Back at the camp-fire I felt quite sad that the festival was nearly over. As I gazed into the flames I reflected on all the great Glasto's I had been to before. With  Kim in 2005 we had stayed in the very same faithful little tent in Tom's Field that I was still using. "I'm not here all week any more mate", I said wistfully to the lad who had kept the fire going all week.  What nice people they were around that campfire.
                                        Next morning we had one more shift to do before we could head home. We were brilliant as usual and at the end we were drafted in to help Park and Greenfields team. We had one lucky break. The riggers were already dismantling Arcadia so we weren't allowed near that on health & safety grounds. Jeremy sent us in to clean up 'The Rabbit Hole'. This is a venue where normally people have to crawl in on their hands and knees to experience it but today we got in through a gap in the fence at the back.
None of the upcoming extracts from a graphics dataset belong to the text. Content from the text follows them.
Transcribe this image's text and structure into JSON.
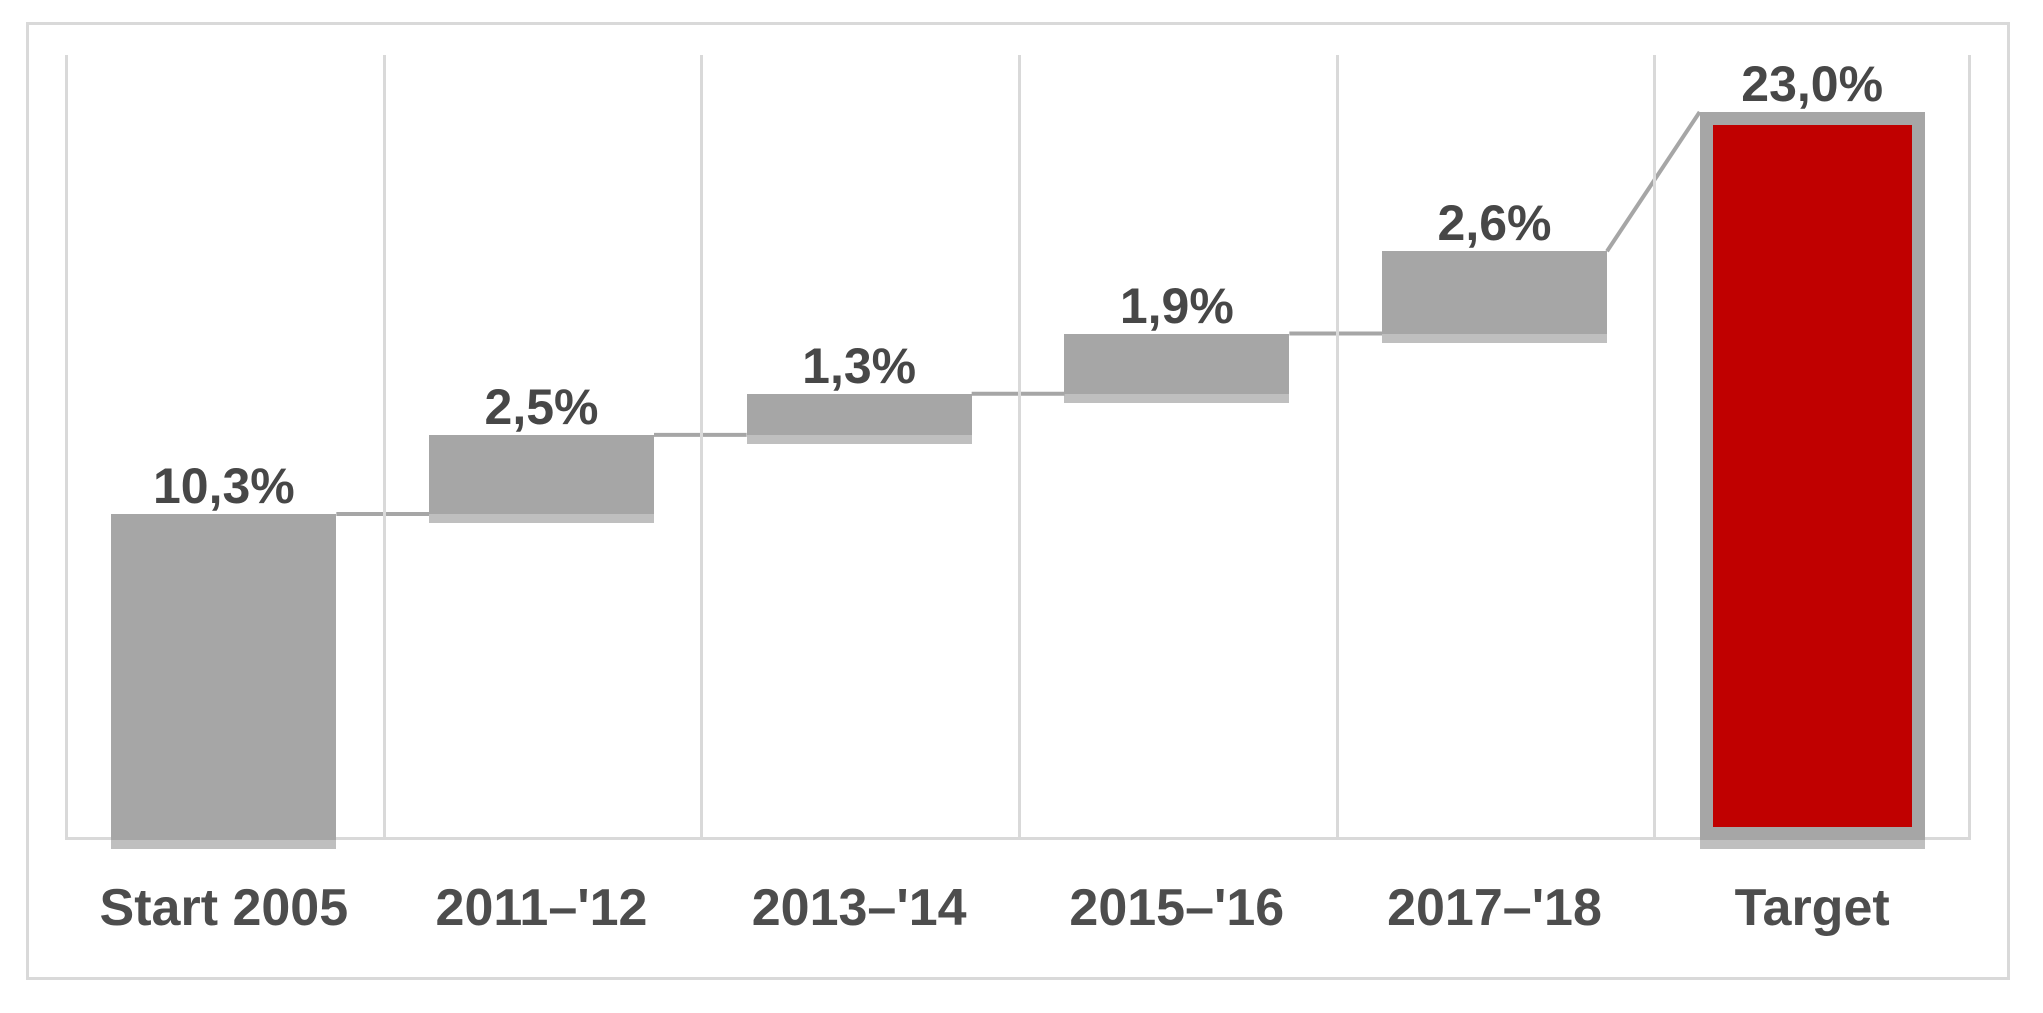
{
  "chart_data": {
    "type": "bar",
    "subtype": "waterfall",
    "title": "",
    "categories": [
      "Start 2005",
      "2011–'12",
      "2013–'14",
      "2015–'16",
      "2017–'18",
      "Target"
    ],
    "values": [
      10.3,
      2.5,
      1.3,
      1.9,
      2.6,
      23.0
    ],
    "value_labels": [
      "10,3%",
      "2,5%",
      "1,3%",
      "1,9%",
      "2,6%",
      "23,0%"
    ],
    "bar_types": [
      "base",
      "increment",
      "increment",
      "increment",
      "increment",
      "total"
    ],
    "cumulative_levels": [
      10.3,
      12.8,
      14.1,
      16.0,
      18.6,
      23.0
    ],
    "unit": "%",
    "decimal_separator": ",",
    "xlabel": "",
    "ylabel": "",
    "ylim": [
      0,
      24.8
    ],
    "legend": "none",
    "grid": "vertical category separators only",
    "connectors": "step connectors between consecutive bars; diagonal connector rises from 2017–'18 top (18,6%) to Target top (23,0%)",
    "colors": {
      "increment_bar": "#A6A6A6",
      "total_bar_fill": "#C00000",
      "total_bar_border": "#A6A6A6",
      "connector": "#A6A6A6",
      "gridline": "#D9D9D9",
      "frame_border": "#D9D9D9",
      "value_label_text": "#474747",
      "axis_label_text": "#4D4D4D",
      "background": "#FFFFFF"
    }
  }
}
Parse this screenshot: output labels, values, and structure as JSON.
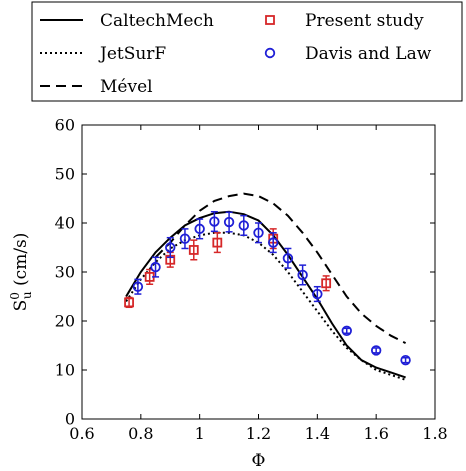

Inside there were lots of revellers who were still partying although it was 11.00 in the morning and the sun was blazing down. " Just ignore them, do the work and get out", advised Jeremy. It was mad in there. One person had appointed himself King of the Rabbit Hole and was wearing a crown. They obviously had no intentions of going home yet. I was glad to get out of there. It was weird.  Finally all the work was done for 2015 and we were all signed out. I walked back to camp with Rob and Alison. It was quite sad to say cheerio. I hope they come back again.

                                                                         Margaret and Wayne were waiting and itching to get home but I had one last thing to do before I took my tent down. I really wanted to say cheerio to Odele. I hadn't seen her since the party on Thursday night. I had just assumed that I would see her again but it hadn't happened. I ran across to where I knew her tent was, tripping over guy-ropes as I went but all I found was a sad little patch of faded grass where her tent used to be. She had already left town. Never mind, she only lives 20 miles from me so hopefully I won't have to wait another year before I see Odele again.

                                                                         We left Tom's Field at about 1.00 and amazingly I was turning the key in my front door in Westbury by 3.00. I had never known it so easy to get out of Glastonbury. Other years I have known it take 5 hours to get home. Meanwhile, back on Worthy Farm the real clean up was about to begin. An army of workers would move in and go over all 700 acres with a fine tooth comb. They even use huge metal detector machines to remove every piece of rubbish.It will take about 6 weeks before Daisy & Buttercup and all the other 398 dairy cows are released from the Mootel once more to munch their way across the lush pastures of Worthy Farm. I hope I am spared to return next year and as Van the Man might say, 'We'll walk down the avenue again and sing all the songs from way back when, and roam across the fields and stay out all night long and listen to the rock n roll because baby you know how it feels when the healing has begun'.
                          There is no need to say another word.
                                                             THE END.